Si auparavant, l’envie de s’expatrier dans une autre cité lui titilla plusieurs fois l’esprit, voir Tina froler la mort incita Aloysius à trancher. Au terme de multiples tergiversations mentales, il décida de changer de cap.
Incertain quant au chemin à prendre pour fuir, il se hasarda une nouvelle fois auprès du marché noir. Tomba sur un individu particulièrement louche qui accepta de l’aider, en précisant cependant que le deal ne serait sous couvert de La toile. Caïnite singulier inspirant de la méfiance, Al’ posa ses conditions - Ni servilité, ni extravagance. L'olibrius le guida à travers les zones infestées de dangers puis disparu, une fois la quête menée à terme. Non sans préciser qu’il reviendrait chercher son dû.

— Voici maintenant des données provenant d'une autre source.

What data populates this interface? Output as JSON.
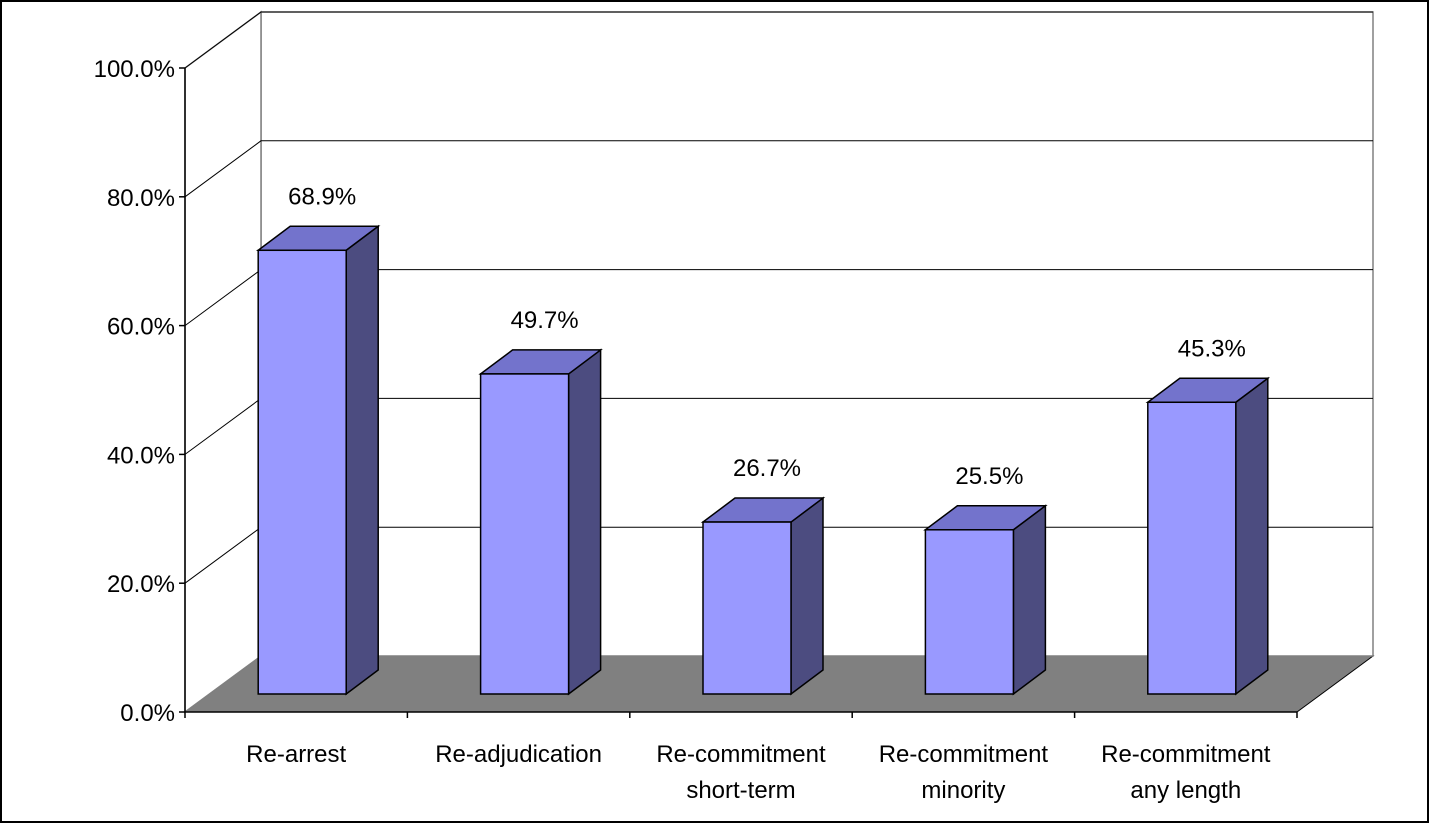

Afin de s’adapter à ce nouveau lieu de vie, Al’ n’eut d’autre choix que de faire quelques concessions - Bien que cela ne lui ressemblait guère, il alla à l’encontre d’autres sauvages. Ces derniers l’aiguillèrent, lui refilèrent quelques combines. Conseils avisés d’une grande utilité. Néanmoins, les premiers mois à new Abbotsford se révélèrent quelque peu difficiles - Il n’était pas rare que les deux expatriés ne puissent se sustenter convenablement.
Les errances solitaires de Swansea lui permirent de prendre ses marques au sein de la Bordure. Il y découvrit, entre autre, l’existence de colonies humaines. L’une d’entre elles retint plus particulièrement son attention. « La Meute. », groupe ayant sous sa tutelle des enfants dépossédés de leurs ascendants. Après une phase d’observation, Al' tenta une approche, entra en contact avec le leader du clan. Requête exhaussée auprès de ce dernier ; Que Tina puisse intégrer leur communauté.
*ll lui suffisait de fermer les yeux, pour tous les revoir. De fouiller dans le palais de sa mémoire, pour retrouver des fragments de souvenirs. Il revoyait sa mère, et son air grave, vieille avant l’heure, à force de se faire tant de soucis. Ainsi que son père, cette force de la nature. Carcasse massive et poigne rude, verve inexistante.
Il se souvenait également de Phoenix, ermite instruit, qui s’improvisait philosophe. C’est Phoenix qui lui apprit à lire, à l’aide de notes sur papiers bigornés et de vieux ouvrages aux pages manquantes. C’est Phoenix qui lui conta des bribes d’histoire, de cette époque où les rejetons du diable ne dominaient pas le monde. « Ne les juge pas trop sévèrement Aloysius. Ils étaient humains comme toi, avant de sombrer, d’embrasser le monde des ténèbres. » Swansea allait contester, mais une voix éthérée l’incita à revenir à la réalité.
« Aloysius ! » Aucune réaction.
« Al’, Al’, Al’, Al’ … » Réveil exaspérant. Il ouvrit à demi les paupières, posa ses agates fatiguées sur la bouille de Tina qui le surplombait.
« Un oeil en enfer, et l’autre au paradis. » Allusion à ses yeux vairons.
« Arrête avec tes conneries, tu veux ? » Ours mal léché, il se tourna sur le côté, faisant dos à la chieuse
« Al’ … Al’ ? » « Hmm.. » « Promets moi que tu ne me laisseras jamais tomber. Promets moi qu’on restera toujours ensemble. » Silence de plomb. « Tiens toujours tes promesses, ou alors, n’en fais pas. » disait Phoenix. Plus facile à dire qu’à faire, pas vrai ?
« Je te le promets. »... Menteur. Gamine confiée à la Meute, malgré ses réticences. Rancoeur non contenue, Tina lui en voulut. Mit du temps à s’épanouir auprès de sa nouvelle famille, malgré les visites incessantes de Swansea.
Mais c’était mieux ainsi - Qu’elle puisse grandir et façonner sa propre vie, dans le giron d'un groupe aux membres soudés.